The Minister of Antiquities and Heritage Mamdouh al-Damaty announced the discovery of the remains of an ancient city dating back to the Roman era, located at a distance of approximately 25 km south of the Rashid's Nile branch in Beheira Governorate.
An international joint team between the Ministry of Antiquities and the Italian-Egyptian Center for Restoration and Archaeology surveyed of archaeological area of al-Koam al-Ahmar in Beheira where they discovered the remains of a city under an enormous layer of the Nile silt.
Damaty explained that this discovery had a monumental historical importance, especially, as it reflected a lively image of the details of daily life in the Roman era in Egypt as well as revealed the architectural nature of such cities.

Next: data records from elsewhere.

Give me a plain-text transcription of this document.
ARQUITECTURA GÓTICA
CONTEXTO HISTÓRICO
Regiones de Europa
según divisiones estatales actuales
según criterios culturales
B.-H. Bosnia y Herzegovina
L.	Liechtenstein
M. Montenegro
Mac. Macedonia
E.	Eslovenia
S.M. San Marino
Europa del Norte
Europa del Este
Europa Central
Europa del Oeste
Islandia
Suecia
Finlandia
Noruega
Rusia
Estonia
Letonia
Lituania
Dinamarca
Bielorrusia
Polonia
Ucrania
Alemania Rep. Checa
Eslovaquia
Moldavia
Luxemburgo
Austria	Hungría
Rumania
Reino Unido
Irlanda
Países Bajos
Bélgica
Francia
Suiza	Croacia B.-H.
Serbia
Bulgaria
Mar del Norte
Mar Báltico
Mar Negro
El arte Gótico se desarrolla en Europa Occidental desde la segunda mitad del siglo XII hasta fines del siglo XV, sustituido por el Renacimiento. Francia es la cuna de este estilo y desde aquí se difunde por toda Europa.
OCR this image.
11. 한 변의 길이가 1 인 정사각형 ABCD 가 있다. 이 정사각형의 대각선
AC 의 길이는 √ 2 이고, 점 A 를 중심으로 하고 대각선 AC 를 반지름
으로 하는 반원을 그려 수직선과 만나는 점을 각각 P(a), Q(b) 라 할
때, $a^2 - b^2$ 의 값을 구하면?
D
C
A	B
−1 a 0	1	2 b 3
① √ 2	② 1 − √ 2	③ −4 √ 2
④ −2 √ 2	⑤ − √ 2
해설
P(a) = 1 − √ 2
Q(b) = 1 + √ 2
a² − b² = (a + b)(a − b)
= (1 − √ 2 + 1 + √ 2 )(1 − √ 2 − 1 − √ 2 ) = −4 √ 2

The discovered city is a distinct model that reflects the mechanisms of urban planning during the Hellenistic era in the Delta, said Damaty, pointing out that the archaeological remains discovered contribute to the identification of more of the architectural elements in the region, specifically in the sites of Koam al-Ahmar and Koam al-Wasat, and adds to former discoveries such as the large ancient Roman bathhouse, located in the same region.
The minister added that the survey conducted revealed the existence of many facilities surrounding a huge building that appeared in a rectangular shape, a building that was likely used in the past for either religious or administrative purposes, Damaty said.
Damaty praised the research experience where the latest techniques of geophysical, topographic and magnetic surveys in addition to aerial photography were used by an international team of archaeologists.
The initial signs suggest that the discovered city belongs to the late period of the Pharaonic families, and still needs more studies and specialized research to reach all the historical archaeological details and facts, said member of the discovery team Mohamed Kenawy.